How can you resist the resistance?

It is a worrying situation that farmers have become used to seeing the gradual decline in azole activity against septoria, shown by AHDB’s fungicide performance work over recent years. But what is even more worrying is the potential for development of resistance to SDHIs.

Restrictions on the use of SDHIs were applied when they were introduced and this, combined with a comprehensive campaign by manufacturers, FRAG-UK and AHDB and ongoing research, has helped promote anti-resistance measures to guard this important chemistry.

Resistance, however, was always likely at some point and the first mutations in the SDHI target gene were identified in Europe in 2012, in both septoria and net blotch. Though field performance was unaffected, Europe- wide monitoring has tracked a slow increase in the frequency of SDHI mutations, with the expectation that at some point field performance would be impacted.

In 2016, during an AHDB fungicide performance trial on net blotch, solo SDHI performance was significantly reduced and a high frequency of SDHI mutations in net blotch were identified. Monitoring by Bayer also revealed a sudden decline in the efficacy of SDHIs against ramularia in Germany and Scotland.

The strange thing about this was the concurrent appearance of resistance to prothioconazole (Proline) in these same ramularia isolates.

Latest results from 2017 have confirmed these trends. SDHIs and prothioconazole are failing to control ramularia in trials in Scotland and poor performance of solo SDHIs against net blotch have been observed at trial sites in North Yorkshire.

Interestingly, solo SDHI performance in AHDB trials against net blotch in Scotland remained good in 2017, suggesting patchy distribution of this resistance.

In contrast to ramularia and net blotch, performance of SDHIs remained good in AHDB septoria trials in 2017, despite the presence of mutations. However, results from trials in Ireland, where the frequency of mutations in septoria is much higher, showed a clear impact on field performance. In commercial situations with robust fungicide programmes, good control of septoria was still reported in Ireland, but where chlorothalonil was left out of the programme, performance was compromised.

Looking forwards to 2018 and beyond, the advice remains the same. Use fungicides in balanced mixtures where each partner is providing activity against the target diseases.
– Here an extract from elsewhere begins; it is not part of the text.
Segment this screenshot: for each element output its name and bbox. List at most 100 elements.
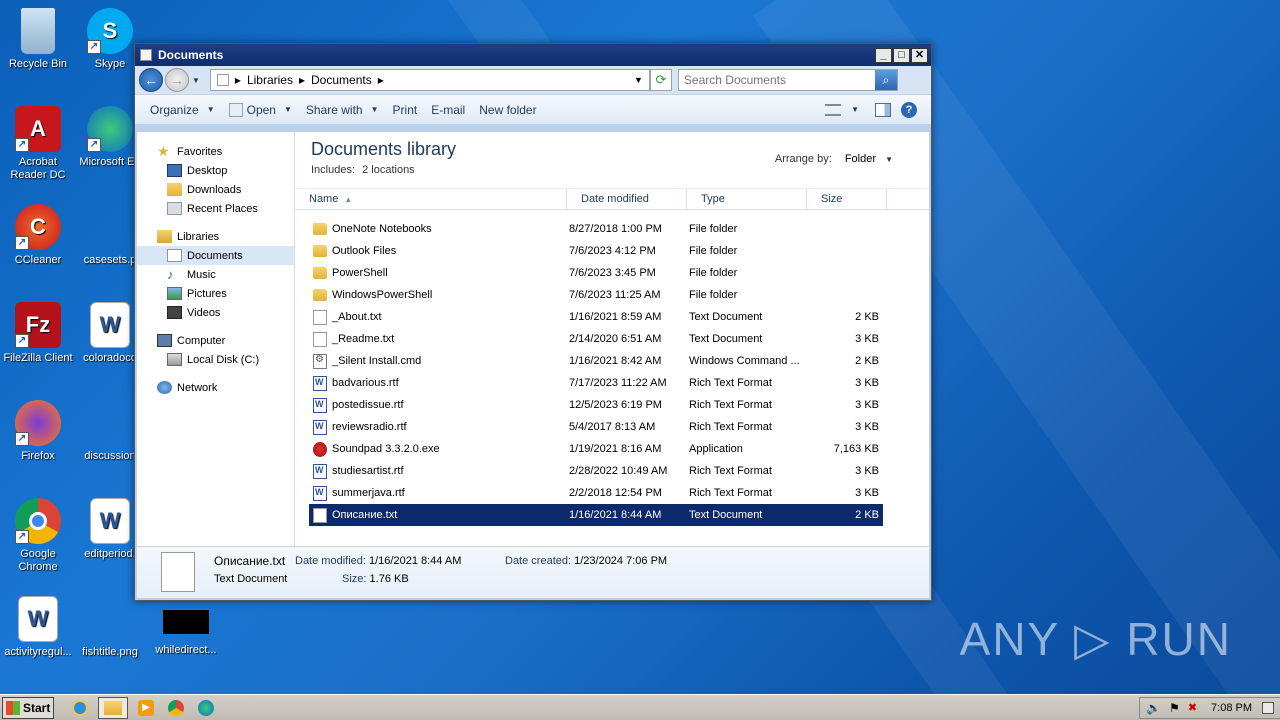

This has been repeatedly shown in trials to slow the progress of resistance and prolong the activity of the fungicides. In wheat at T1 and T2, when used, combine SDHIs with robust rates of azole and chlorothalonil, not only for resistance control, but also for improved efficacy against septoria.

If growing resistant varieties or where disease pressure is low, consider if a T0 is really required and if SDHIs can be left out at T1.

In barley, strobilurins still have useful activity against net blotch and rhynchosporium and can help build robust programmes when combined with azoles and SDHIs.

At T2, barley programmes should also include chlorothalonil to provide ramularia activity.

Finally, though resistance in cereal diseases grabs all the headlines, the latest results from AHDB research shows evolving resistance to azoles in light leaf spot. Though we are a long way off seeing an impact on field performance, aiming to use non-azole options for some oilseed rape sprays is a sensible response and will prolong the activity of this key group of chemistry.